Purpose: Large patient anatomies and limited imaging field‐of‐view (FOV) lead to truncation of CT projections. Truncation introduces serious artifacts into reconstructed images, including central cupping and bright external rings. FOV may be increased using laterally offset detectors, but this requires advanced imaging hardware and full angular scanning. When linacs equipped with mini‐MLCs are used for megavoltage cone beam CT imaging, truncation is inevitable. We propose a novel method to complete truncated projections based on the observation that the thickness of the patient at all angles may be estimated along the projection rays by calculating water‐equivalent thicknesses (WET). These values are not at all affected by truncation and constitute valuable auxiliary information.
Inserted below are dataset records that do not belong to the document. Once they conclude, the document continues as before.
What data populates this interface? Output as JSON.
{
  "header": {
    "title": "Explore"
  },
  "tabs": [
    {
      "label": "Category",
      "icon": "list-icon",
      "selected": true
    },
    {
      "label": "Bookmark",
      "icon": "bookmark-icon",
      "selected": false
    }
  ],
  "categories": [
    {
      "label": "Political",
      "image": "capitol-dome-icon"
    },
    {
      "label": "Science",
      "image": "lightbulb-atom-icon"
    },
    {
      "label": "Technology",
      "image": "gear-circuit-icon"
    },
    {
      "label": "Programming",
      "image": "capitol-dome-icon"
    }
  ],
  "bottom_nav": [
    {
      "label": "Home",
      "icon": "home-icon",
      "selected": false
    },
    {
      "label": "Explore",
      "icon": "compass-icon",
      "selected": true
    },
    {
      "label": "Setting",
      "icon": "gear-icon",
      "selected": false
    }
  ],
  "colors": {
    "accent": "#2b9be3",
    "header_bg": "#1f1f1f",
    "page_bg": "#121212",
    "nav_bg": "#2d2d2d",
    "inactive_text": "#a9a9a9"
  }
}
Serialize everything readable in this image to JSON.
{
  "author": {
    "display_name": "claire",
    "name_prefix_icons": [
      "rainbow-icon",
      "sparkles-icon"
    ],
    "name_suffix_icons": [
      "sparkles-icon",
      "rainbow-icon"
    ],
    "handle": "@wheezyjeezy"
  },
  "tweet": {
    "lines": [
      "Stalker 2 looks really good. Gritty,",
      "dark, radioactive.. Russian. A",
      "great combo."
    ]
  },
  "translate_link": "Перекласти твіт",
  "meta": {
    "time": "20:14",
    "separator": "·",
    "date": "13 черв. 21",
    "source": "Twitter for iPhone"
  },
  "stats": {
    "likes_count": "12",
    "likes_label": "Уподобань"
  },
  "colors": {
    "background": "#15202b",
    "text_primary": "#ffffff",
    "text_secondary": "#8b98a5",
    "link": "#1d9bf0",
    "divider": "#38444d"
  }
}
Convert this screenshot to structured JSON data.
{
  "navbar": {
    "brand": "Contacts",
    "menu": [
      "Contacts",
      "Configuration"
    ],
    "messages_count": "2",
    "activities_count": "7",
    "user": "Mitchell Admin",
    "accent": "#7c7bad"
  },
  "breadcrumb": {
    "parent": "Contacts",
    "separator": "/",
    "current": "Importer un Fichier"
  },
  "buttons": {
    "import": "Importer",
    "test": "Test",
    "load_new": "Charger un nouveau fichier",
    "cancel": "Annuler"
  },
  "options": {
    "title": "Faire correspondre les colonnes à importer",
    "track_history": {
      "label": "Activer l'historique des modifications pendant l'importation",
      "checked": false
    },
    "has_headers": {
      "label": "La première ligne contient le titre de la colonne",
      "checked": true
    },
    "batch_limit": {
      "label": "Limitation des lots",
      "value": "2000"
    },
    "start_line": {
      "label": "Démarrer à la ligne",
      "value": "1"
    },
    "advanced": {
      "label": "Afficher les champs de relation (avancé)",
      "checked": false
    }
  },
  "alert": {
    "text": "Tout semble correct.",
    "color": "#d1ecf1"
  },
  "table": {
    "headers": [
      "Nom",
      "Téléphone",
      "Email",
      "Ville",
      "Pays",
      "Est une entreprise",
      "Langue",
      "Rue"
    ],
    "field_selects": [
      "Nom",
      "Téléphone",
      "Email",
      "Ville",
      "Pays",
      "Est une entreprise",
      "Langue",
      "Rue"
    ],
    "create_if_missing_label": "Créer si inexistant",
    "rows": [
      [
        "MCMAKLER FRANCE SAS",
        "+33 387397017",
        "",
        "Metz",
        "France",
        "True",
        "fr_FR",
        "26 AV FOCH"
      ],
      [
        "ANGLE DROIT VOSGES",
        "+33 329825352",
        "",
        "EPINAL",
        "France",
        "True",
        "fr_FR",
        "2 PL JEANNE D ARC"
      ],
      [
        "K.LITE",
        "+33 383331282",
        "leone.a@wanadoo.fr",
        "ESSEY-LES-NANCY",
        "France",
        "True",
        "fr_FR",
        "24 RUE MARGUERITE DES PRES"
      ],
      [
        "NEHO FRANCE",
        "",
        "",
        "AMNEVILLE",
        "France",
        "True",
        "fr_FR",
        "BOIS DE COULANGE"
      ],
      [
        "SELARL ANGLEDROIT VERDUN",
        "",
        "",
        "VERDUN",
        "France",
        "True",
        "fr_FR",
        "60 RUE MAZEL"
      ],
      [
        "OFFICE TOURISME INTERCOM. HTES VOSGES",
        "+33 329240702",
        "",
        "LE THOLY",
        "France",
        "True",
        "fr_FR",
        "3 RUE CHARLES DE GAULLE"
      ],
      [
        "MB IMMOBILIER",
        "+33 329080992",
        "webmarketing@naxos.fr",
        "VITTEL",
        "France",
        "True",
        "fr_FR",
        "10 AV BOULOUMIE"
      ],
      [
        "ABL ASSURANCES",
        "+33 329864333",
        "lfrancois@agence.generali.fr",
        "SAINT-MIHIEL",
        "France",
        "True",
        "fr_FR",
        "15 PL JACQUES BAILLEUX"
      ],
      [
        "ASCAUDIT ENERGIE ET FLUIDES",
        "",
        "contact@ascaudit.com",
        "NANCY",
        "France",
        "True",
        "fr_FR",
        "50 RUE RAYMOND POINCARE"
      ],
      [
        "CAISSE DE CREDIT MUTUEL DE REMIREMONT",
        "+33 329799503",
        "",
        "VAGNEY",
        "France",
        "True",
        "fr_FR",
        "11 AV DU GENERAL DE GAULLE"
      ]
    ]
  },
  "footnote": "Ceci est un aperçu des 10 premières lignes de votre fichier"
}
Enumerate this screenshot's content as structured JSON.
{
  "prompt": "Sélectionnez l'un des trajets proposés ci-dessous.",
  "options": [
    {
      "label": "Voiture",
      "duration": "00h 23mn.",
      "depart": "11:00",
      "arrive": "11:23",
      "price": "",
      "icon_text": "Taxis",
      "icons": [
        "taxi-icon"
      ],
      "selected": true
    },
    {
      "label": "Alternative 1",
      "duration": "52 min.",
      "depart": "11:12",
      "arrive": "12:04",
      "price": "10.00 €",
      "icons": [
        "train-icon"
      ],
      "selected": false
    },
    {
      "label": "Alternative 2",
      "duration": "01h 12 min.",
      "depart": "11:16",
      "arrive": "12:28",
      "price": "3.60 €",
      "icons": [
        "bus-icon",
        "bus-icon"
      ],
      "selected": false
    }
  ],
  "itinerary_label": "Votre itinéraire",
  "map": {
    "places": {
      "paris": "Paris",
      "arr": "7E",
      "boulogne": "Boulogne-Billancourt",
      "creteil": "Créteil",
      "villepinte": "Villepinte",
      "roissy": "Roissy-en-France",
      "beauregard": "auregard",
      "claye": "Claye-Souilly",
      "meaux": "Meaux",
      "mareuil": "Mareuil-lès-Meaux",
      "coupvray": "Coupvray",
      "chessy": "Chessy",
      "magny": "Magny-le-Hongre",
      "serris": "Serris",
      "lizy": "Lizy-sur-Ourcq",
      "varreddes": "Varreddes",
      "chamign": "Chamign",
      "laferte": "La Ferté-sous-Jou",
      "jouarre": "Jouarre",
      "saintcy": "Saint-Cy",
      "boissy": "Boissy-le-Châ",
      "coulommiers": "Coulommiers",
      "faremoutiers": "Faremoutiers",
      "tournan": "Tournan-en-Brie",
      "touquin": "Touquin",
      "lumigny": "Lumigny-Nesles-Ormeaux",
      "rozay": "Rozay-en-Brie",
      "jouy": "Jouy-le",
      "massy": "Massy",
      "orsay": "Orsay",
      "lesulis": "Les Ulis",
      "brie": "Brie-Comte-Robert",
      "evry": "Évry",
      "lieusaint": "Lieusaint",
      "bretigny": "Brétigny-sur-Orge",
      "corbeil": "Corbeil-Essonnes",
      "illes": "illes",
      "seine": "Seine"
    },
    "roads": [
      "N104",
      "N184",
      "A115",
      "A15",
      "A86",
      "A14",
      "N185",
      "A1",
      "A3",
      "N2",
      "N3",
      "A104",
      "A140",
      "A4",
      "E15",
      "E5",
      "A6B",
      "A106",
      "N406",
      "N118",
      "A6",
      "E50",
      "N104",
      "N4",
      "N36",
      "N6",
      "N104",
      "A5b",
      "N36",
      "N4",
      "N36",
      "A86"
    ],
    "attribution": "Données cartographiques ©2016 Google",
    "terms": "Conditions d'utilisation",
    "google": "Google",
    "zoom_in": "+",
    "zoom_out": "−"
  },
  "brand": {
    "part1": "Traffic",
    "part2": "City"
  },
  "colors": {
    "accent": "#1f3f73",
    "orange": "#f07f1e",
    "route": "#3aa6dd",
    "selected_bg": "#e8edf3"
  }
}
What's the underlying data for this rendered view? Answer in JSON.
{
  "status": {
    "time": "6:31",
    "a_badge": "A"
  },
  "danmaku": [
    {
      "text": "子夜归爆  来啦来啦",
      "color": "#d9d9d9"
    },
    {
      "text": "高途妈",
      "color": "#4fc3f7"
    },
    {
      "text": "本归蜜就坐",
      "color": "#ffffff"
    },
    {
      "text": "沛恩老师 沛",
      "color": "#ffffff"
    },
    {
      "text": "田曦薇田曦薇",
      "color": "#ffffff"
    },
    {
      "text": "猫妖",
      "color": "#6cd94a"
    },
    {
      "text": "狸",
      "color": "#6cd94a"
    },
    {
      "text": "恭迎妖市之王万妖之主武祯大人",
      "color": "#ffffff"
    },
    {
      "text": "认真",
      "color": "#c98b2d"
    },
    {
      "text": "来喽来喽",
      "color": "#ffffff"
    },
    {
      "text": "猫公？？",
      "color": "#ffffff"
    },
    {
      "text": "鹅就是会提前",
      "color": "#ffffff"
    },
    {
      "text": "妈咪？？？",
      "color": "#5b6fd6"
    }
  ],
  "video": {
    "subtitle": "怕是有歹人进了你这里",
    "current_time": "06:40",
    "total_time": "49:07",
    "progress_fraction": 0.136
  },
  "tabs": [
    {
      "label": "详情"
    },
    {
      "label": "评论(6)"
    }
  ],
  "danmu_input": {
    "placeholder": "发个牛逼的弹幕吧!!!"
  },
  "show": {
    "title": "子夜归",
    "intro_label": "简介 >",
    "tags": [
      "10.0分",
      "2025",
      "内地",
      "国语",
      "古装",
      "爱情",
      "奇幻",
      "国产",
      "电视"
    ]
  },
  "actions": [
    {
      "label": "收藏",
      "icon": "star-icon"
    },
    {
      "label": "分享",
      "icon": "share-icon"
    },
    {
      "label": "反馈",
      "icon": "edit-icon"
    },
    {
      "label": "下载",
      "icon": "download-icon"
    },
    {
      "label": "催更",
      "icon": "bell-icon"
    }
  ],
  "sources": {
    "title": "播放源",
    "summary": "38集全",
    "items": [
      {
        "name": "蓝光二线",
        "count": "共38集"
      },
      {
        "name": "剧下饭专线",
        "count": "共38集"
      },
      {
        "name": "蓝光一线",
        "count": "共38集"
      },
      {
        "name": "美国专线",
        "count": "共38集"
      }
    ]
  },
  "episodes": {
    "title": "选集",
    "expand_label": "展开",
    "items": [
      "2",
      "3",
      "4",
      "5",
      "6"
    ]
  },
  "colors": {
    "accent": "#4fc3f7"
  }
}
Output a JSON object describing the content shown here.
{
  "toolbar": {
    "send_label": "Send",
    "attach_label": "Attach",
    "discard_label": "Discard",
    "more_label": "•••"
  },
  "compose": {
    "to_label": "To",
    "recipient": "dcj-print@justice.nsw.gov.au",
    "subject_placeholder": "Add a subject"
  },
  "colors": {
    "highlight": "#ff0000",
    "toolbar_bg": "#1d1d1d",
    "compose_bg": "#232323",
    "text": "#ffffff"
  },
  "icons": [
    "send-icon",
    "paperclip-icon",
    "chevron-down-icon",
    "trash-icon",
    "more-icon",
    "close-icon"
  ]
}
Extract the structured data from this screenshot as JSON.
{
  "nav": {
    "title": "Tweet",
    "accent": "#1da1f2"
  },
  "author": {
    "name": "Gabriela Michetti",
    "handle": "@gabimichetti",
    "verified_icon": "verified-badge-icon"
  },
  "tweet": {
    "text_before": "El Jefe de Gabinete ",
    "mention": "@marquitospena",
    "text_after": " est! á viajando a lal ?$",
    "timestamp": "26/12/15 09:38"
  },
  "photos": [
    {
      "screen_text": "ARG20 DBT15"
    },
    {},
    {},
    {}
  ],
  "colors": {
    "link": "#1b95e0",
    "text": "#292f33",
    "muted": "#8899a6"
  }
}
Methods: We parameterize a pair of points along each ray that intersects the unknown object boundary. These points are separated by the measured WET value (obtained from projections that have been corrected for scatter and beam‐hardening). We assume, for all large body parts, that the patient outline may be roughly approximated as an ellipse. We use a deterministic optimization algorithm to simultaneously estimate the point positions and ellipse parameters by minimizing the distance between point sets and the ellipse boundary. The ellipse obtained as solution is used to complete the truncated projections before reconstruction. We apply the algorithm to a severely truncated CT dataset of a typical abdomen. Results: The RMS error between non‐truncated and truncated reconstructions is 176%. The correction algorithm reduces this error to 1.0%. Conclusion: Even thought the algorithm assumes an elliptical patient cross‐section, truly impressive increases in quantitative image quality are observed. The presence of pelvic bone in the image does not appreciably bias the ellipse position even though it produces incorrect thickness estimates for some rays. The algorithm incurs low computational burden and is suitable for on‐line clinical work flows. Supported by Siemens.